You can also find metabolic acidosis and hyperkalemia, which may give the patient dysrhythmia or a marked CO2 production. If the CO2 production increases, you will have increased end-tidal CO2 (ETCO2), which can’t be explained, but it is the earliest sign and probably the most specific and sensitive finding (Figure 7). A rise in the end-tidal CO2 concentration is probably the earliest indication that the patient may have malignant hyperthermia.

How does this condition of malignant hyperthermia occur? What is going on? What is the physiology of malignant hyperthermia?
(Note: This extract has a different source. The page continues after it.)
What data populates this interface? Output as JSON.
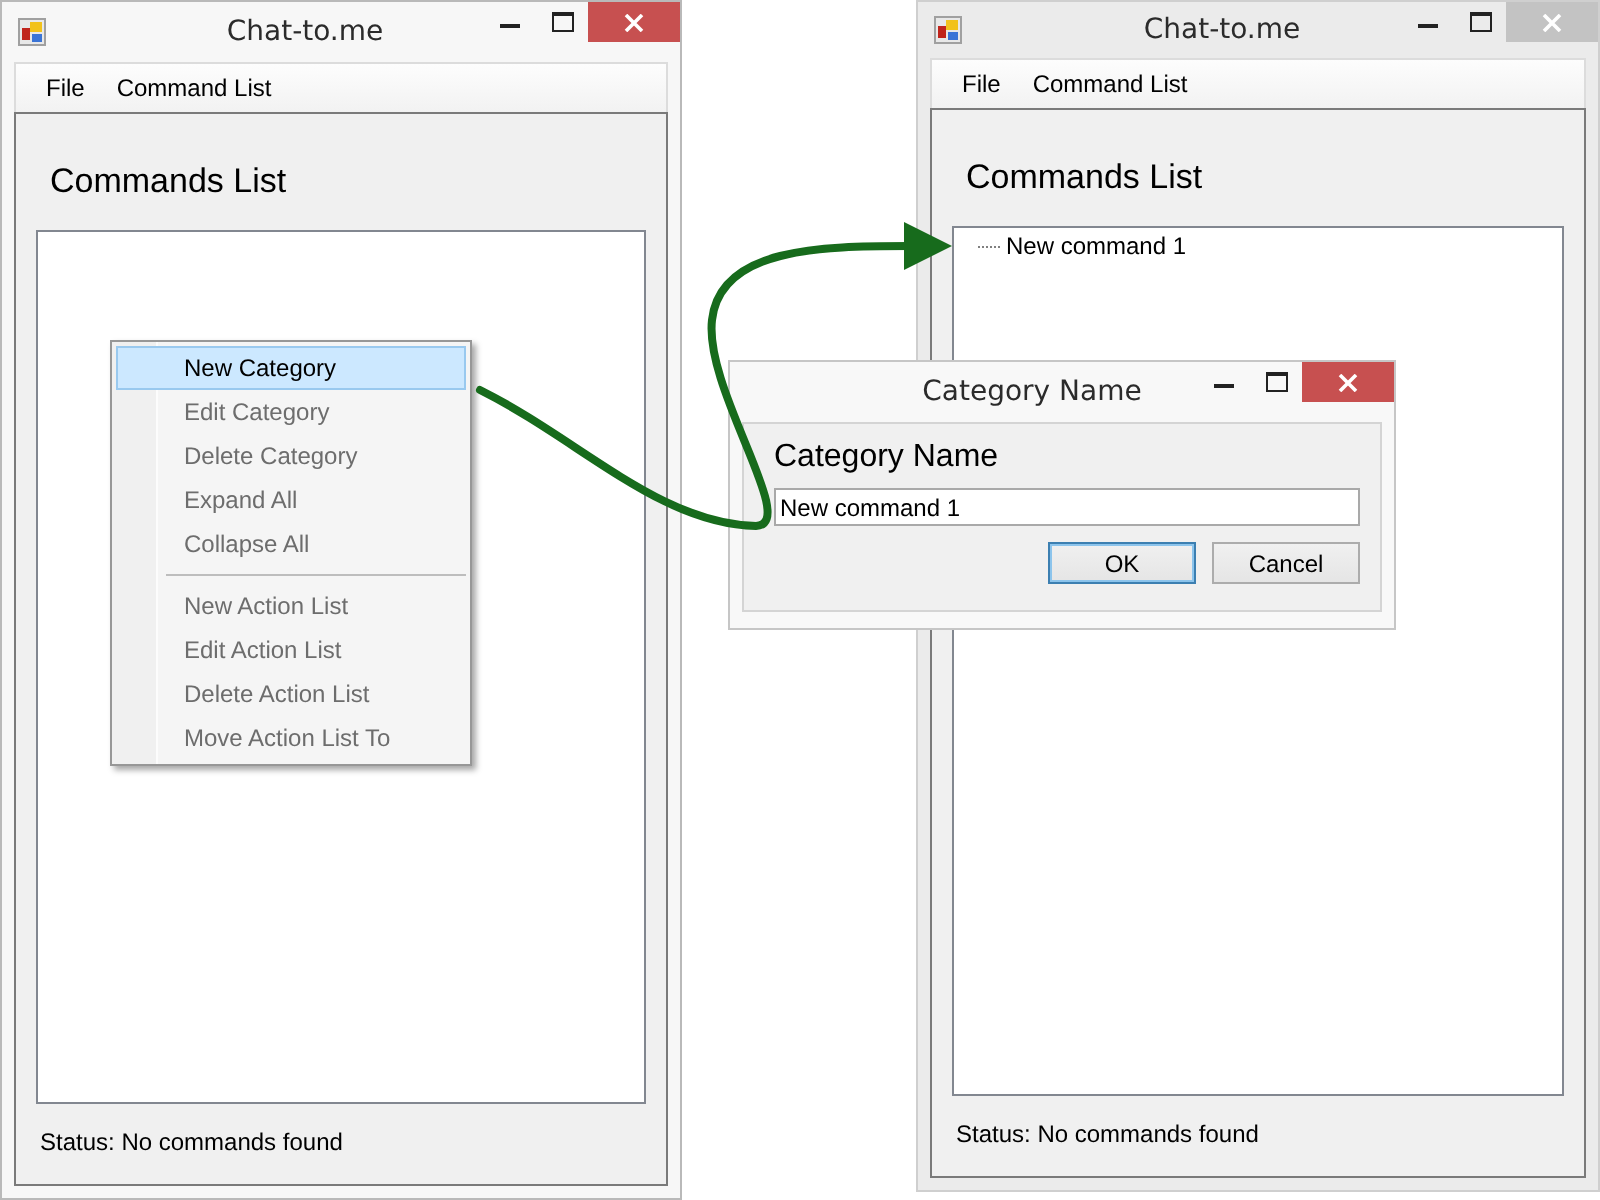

For diagnosis of malignant hyperthermia, you will probably need to know three things sarcolemma, which is in the membrane of the cell, T-tubule which is like a divot into the cell or a cliff, and the sarcoplasmic reticulum is storage for calcium (Figure 8). The sarcoplasmic reticulum is a container for calcium when the muscle is relaxed. Larger protein is embedded into the wall that serves as a calcium release channel. After the muscle contracts, the calcium is taken up by the sarcoplasmic reticulum (storage site).

When there is decirculation of this process because the ryanodine receptor is defective, then ryanodine triggers the release of calcium to the inside of the cell in large quantities than normal. The intracellular concentration of calcium increases substantially and will have a sustained contracture of these muscles, which is how you get malignant hyperthermia.